We have a solid grasp of the pharmacokinetics of the knee joint thanks to the groundbreaking investigations of Rodney Levick, St. George's Medical School, London, and Peter Simkin, University of Washington, Seattle. Small chemicals, such as glucocorticoids and NSAIDs, diffuse out of the joint space via the sub-synovial capillaries extremely fast. Because macromolecules are also quickly eliminated, in this case via the lymphatics, in a manner that is independent of their size, it is useless to try to address this by creating huge conjugates. For example, the intra-articular half-lives of proteins and glycosaminoglycans (GAGs) are only a few hours [1].

In an effort to address the issue of drug retention, a number of different techniques have been developed because numerous, repetitive intra-articular injections are not practical. One of them is gene transfer. The plan is to insert cDNAs into the joint's cells to induce long-term endogenous production of the encoded products. However, it can also be used to express enzymes catalysing the synthesis of pertinent small molecules; for instance, the delivery of glutamine: fructose-6-phosphate amidotransferase improves the local synthesis of glucosamine [2]. This technology works best when the drug is a protein or species of non-coding RNA. A long, difficult, and expensive process must be followed before arthritic gene therapy may be used in patients, despite the fact that it has shown significant preclinical promise and is being tested in human trials [3].

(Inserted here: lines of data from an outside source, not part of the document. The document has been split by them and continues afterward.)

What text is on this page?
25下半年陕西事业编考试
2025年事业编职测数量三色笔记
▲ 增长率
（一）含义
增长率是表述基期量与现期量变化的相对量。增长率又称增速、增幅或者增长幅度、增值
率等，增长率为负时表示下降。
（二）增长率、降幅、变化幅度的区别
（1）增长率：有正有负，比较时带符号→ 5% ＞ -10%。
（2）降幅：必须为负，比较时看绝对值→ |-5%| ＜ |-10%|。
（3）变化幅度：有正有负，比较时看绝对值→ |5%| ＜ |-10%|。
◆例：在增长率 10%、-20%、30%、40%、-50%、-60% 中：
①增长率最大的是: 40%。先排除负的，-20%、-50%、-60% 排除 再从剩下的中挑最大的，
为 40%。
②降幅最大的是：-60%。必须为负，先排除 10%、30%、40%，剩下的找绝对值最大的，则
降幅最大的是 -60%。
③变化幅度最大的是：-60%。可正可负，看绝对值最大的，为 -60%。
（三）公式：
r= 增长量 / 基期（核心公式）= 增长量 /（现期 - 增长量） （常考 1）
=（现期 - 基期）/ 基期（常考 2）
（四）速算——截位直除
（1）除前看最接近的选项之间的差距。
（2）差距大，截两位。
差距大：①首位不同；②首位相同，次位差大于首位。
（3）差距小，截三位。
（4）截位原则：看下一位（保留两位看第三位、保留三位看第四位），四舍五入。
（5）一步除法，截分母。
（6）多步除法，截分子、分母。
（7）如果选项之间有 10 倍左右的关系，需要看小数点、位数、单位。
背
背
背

Combining medications with slow-release nano- or micro-particles for intra-articular injection is a common substitute. The issue here is that the lymphatics also quickly eliminate these particles. Furthermore, cartilage cannot be penetrated by particles larger than a micron. Nanoscale particles might achieve this, but if there is no intra-cartilage retention mechanism, they will just diffuse back out again. Currently, employing particles as delivery vehicles only slightly improves clinical effect duration and amplitude compared to free medication. Alternative approaches have been developed by Alan Grodzinsky and his MIT colleagues [4], in which medications or drug carriers are altered to bind to cartilage's extracellular matrix. With this method, the matrix is effectively transformed from a barrier to a partner when molecules are delivered to chondrocytes. Together with Richard Lee and colleagues from Harvard Medical School, they developed insulin-like growth factor-1 with a heparin-binding domain as their first effective use of this strategy.

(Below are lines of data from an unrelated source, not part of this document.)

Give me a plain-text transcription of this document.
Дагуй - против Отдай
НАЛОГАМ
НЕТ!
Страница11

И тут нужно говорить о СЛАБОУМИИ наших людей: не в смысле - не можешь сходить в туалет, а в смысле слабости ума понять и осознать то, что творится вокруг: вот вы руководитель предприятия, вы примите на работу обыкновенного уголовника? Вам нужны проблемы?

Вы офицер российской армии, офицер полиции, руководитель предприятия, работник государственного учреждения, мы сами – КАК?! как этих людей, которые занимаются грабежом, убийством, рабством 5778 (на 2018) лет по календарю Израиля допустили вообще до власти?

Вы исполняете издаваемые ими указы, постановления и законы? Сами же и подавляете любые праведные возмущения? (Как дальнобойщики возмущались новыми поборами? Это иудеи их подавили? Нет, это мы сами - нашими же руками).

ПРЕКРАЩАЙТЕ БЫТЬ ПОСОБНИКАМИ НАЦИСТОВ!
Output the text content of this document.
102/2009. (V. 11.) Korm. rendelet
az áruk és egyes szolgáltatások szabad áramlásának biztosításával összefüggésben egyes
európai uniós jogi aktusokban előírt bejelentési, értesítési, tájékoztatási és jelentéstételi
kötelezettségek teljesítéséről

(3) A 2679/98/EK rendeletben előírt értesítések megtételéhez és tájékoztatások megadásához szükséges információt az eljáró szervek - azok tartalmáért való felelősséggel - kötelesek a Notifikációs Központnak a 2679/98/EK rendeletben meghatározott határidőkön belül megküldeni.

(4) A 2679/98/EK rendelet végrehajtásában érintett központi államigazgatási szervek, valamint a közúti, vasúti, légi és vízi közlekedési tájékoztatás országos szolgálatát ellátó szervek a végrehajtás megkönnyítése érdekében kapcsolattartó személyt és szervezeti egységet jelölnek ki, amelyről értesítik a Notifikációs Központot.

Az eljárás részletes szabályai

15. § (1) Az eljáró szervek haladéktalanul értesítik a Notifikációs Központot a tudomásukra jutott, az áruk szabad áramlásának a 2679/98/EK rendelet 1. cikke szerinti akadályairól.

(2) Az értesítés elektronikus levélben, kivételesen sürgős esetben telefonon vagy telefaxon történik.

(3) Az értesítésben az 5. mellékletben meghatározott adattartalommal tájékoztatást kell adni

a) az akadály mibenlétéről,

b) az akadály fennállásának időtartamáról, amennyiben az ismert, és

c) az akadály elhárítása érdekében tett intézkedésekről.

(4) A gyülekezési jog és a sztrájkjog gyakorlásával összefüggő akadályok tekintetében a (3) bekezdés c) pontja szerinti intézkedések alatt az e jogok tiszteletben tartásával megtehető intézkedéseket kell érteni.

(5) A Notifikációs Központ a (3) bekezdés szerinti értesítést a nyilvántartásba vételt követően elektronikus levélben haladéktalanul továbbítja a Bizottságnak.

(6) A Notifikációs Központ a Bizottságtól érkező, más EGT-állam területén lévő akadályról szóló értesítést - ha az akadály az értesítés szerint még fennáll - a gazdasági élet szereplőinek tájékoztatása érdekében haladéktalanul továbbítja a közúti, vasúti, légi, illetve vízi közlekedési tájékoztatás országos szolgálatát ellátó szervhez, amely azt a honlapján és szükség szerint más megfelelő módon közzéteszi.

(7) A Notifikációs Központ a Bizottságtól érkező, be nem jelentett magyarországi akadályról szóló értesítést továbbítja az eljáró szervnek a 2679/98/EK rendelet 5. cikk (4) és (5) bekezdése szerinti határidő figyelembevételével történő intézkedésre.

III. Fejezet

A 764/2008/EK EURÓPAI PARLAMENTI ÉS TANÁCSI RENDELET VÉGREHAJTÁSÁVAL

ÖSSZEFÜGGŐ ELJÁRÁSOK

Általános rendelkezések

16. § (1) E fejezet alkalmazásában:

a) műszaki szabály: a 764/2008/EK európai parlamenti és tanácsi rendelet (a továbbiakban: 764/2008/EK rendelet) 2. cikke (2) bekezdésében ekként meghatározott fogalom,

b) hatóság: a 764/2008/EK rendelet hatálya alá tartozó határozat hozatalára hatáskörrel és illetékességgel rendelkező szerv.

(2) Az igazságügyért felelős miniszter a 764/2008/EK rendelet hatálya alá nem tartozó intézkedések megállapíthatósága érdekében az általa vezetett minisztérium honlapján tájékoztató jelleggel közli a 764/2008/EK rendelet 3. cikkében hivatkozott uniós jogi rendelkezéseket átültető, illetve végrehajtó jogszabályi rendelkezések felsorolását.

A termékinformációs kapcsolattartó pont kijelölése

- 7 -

In this situation, Avidin offers a number of special benefits. Its cut-off diameter has been calculated to be around 10 nm, making it small enough to diffuse into intact cartilage at a diameter of about 7 nm. At the synovial fluid-cartilage contact, its strong cationicity causes Donnan (electrostatic) interactions that produce at least a six-fold upward partitioning factor [5]. As a result, avidin's transport and uptake within the cartilage are greatly improved due to an increase in the intra-tissue concentration gradient. Additionally, due to its favourable net positive charge, avidin is able to diffuse throughout the entire depth of the cartilage due to weak and reversible ionic interaction with GAGs (KD 150 M).

These encouraging results have inspired testing of novel conjugates in animal models of joint illness, which could result in human and veterinary clinical trials. These novel methods have a lot to contribute in the on-going effort to create OA disease-modifying medicines.

Conflict of Interest

The author declares that there was no conflict of interest in the present study.